大塚久寿雄(1875-1910)
明治8年8月9日ー明治43年11月9日 35歳
雑司ヶ谷霊園
ひとあし踏みて夫思ひ
ふたあし國を思へども
三足ふたたび夫おもふ
女心に咎ありや
朝日に匂ふ日の本の
國は世界に只一つ
妻と呼ばれて契りてし
人は此世に只ひとり
かくて御國と我夫と
いづれ重しととはれなば
ただ答へずに泣かんのみ
お百度詣ああ咎ありや
(お百度詣)
夏目漱石が四国松山に流浪したのは、楠緒子に失恋したからだという伝説もある才色兼備の彼女に、あまりにも早い死が訪れたのは35歳の時であった。
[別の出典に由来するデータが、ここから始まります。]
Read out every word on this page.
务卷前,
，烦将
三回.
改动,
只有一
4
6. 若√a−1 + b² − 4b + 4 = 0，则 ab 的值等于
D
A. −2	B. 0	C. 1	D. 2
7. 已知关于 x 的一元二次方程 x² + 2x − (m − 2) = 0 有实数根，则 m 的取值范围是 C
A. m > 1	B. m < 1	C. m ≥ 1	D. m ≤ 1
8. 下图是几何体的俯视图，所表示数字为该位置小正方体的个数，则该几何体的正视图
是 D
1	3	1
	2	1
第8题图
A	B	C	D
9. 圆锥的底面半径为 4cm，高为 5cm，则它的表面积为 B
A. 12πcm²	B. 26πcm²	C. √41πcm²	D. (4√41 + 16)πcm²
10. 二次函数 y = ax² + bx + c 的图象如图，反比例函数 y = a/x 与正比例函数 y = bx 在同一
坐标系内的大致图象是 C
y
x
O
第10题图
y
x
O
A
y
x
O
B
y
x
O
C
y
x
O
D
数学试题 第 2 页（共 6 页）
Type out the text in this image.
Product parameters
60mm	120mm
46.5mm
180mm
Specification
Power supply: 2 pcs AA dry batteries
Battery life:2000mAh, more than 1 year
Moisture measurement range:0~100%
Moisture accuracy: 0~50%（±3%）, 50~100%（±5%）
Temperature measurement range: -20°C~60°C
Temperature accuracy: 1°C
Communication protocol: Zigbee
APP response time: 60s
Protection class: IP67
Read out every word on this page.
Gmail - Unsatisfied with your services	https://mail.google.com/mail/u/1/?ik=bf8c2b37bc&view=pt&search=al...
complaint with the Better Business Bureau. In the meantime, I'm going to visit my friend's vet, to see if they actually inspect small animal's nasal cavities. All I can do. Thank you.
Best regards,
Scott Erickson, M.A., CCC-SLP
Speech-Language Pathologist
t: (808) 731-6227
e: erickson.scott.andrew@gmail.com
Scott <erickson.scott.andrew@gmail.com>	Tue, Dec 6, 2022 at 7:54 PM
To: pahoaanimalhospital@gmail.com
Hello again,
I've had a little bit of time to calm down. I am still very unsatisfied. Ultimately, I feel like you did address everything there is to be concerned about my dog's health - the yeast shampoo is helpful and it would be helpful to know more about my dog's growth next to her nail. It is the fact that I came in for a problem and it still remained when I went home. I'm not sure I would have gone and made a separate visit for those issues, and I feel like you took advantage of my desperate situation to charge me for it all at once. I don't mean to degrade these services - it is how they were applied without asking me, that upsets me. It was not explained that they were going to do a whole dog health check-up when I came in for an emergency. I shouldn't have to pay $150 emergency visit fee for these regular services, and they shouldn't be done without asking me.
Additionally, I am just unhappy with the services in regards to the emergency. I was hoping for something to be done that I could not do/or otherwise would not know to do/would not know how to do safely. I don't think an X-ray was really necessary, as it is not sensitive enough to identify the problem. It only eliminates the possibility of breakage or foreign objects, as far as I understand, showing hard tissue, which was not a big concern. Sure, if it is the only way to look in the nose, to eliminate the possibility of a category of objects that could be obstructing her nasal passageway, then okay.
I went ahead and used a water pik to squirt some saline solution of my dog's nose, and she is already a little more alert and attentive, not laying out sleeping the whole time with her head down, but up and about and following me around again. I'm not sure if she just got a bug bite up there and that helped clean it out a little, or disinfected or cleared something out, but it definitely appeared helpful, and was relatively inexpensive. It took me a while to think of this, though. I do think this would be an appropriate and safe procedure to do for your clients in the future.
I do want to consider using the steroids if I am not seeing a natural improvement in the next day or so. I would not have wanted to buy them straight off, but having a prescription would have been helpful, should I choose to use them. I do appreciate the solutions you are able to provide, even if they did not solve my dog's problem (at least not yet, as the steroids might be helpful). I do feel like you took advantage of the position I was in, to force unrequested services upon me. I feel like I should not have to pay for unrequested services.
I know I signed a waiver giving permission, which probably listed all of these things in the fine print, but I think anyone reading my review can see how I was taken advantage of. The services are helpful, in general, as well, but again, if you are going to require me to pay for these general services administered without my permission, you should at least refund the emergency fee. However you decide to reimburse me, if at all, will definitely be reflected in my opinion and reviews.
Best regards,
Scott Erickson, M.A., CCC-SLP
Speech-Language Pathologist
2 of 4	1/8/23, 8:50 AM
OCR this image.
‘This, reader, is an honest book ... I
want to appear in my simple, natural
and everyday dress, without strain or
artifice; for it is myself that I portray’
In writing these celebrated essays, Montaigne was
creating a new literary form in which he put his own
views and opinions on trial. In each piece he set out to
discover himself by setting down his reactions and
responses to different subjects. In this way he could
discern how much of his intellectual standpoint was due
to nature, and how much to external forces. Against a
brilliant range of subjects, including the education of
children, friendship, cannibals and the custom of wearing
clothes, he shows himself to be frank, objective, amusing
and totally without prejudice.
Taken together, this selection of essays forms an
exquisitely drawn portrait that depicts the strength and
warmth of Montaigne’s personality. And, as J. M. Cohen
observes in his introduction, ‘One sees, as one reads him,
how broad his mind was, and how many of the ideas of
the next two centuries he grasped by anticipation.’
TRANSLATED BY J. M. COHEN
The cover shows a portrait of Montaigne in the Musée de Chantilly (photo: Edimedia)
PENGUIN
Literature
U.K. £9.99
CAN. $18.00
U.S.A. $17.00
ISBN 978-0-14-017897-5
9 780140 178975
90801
明治43年、流感のため新聞連載を中絶、高輪病院に入院、7月に悪化、肋膜炎を併発し大磯・大内館に転地したが、快復かなわず11月9日午後2時30分死去。漱石はその訃報に二句を手向けた。「棺には菊抛げ入れよ有らん程」「有る程の菊抛げ入れよ棺の中」
「大塚家」の墓が数基並ぶ塋域の中央に閨秀作家「文学博士大塚保治妻楠緒之墓」はある。養子であった夫保治の名は、右端の小さな石碑に刻まれている。小説は漱石に、和歌は佐々木弘綱・信綱に、絵は橋本雅邦にと、当代一流の指導を受けた彼女には猶美貌と才能、経済的に恵まれた家庭があった。同じ時代に生きた樋口一葉の貧窮生活に比して、何という豊かな世界であったろうか。繰り返さない時を想って空しい感傷がよぎった。